— Да. Муад'Диб распорядился, чтобы этого не делали, — он пожал плечами, — но я ослушался его, и Алия знала, что я так и поступлю.
Айдахо вновь поглядел в Пустыню, ощущая себя целостной личностью, способной разглядеть все, что создано Паулем.
— Алия… — проговорил Стилгар, снова откашливаясь, — ей нужны твои утешения.
— Значит, она и есть правительство, — пробормотал Айдахо.
— Регент, не более того.
— «Фортуна проходит повсюду» — так говорил ее отец, — пробормотал Айдахо.
— Все мы вступаем в сделку с завтрашним днем, — молвил Стилгар. — Ты идешь? Ты нужен там, — в голосе его слышалась неловкость. — Она… расстроена. То ругает брата, то плачет.
— Я скоро приду, — пообещал Айдахо. Он слушал, как удалялись шаги Стилгара. Потом встал, обратил лицо к ветру, и песчинки забарабанили по дистикомбу.
Сознание ментата проектировало последствия в будущее. Возможности ошеломляли его. Пауль сумел создать вихрь, обладавший такой силой, что преградить ему путь не мог никто.
Бене Тлейлаксу и Гильдия своим участием в заговоре скомпрометировали себя. Квизарат потрясен предательством Корбы и других высших сановников. А последний поступок Пауля, предельная покорность его обычаям Вольного Народа обеспечила верность фрименов и ему самому, и его Дому. И он стал навечно одним из них.
— Пауль ушел! — сдавленным голосом проговорила Алия. Почти неслышно она подобралась к тому месту, где стоял Айдахо. — Дункан, каким же дураком он был!
— Не говори так! — резко ответил он.
— Это же говорит вся вселенная, — возразила она.
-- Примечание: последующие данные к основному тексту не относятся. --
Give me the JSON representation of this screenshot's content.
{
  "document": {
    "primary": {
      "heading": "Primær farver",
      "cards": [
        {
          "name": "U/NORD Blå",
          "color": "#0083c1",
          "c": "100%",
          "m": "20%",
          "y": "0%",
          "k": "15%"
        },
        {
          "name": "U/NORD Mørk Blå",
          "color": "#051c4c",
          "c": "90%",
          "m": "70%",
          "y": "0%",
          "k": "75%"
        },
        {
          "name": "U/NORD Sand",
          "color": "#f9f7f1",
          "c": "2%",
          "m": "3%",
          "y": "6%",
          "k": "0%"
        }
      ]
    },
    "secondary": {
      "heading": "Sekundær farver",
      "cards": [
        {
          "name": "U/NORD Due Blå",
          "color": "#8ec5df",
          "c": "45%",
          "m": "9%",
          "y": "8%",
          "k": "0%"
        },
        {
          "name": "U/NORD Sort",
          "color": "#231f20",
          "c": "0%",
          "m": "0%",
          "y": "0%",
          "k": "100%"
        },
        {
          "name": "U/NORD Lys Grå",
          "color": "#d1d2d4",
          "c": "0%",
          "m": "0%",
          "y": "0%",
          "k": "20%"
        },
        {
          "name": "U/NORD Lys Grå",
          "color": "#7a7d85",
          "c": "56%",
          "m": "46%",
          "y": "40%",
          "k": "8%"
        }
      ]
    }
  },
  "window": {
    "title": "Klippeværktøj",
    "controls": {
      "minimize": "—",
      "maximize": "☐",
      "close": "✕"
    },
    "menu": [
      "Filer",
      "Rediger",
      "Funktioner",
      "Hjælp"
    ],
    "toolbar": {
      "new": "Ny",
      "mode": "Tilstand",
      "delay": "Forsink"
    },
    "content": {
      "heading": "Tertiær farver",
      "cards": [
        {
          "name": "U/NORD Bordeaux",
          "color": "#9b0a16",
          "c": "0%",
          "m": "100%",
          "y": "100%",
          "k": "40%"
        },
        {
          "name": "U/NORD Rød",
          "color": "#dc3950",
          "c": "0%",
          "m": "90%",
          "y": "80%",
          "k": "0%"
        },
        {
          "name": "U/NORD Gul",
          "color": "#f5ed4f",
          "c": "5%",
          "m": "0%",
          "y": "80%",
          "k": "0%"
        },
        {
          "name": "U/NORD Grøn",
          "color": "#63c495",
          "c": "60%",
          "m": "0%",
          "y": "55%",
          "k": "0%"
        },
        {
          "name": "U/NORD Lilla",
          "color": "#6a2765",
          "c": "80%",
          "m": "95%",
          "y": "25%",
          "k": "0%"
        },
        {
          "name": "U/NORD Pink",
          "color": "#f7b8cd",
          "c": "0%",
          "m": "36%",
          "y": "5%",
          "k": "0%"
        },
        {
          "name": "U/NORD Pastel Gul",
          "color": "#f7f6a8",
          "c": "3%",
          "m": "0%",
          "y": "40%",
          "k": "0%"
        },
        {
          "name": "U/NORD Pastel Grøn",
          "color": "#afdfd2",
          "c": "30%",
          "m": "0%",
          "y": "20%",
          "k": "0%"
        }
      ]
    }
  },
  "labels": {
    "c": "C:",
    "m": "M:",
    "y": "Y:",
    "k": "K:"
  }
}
— С чего бы, во имя любви небесной?
— Не небесной, а из любви к моему брату.
Проницательность дзенсуннита ограничивало его восприятие. Он чувствовал, что после смерти Чани Алию не посещали видения.
— Странная эта любовь, — проговорил он.
— Любовь? Дункан, ему надо было только шагнуть в сторону! И пусть вся вселенная рушится за его спиной. Он был бы жив… а вместе с ним Чани!
— Тогда… почему он не пошел на это?
— Ради любви небесной, — прошептала она. И уже громче добавила: — Пауль всю свою жизнь старался избежать джихада и обожествления. Теперь он хотя бы вырвался из всего этого. Он выбрал такой путь.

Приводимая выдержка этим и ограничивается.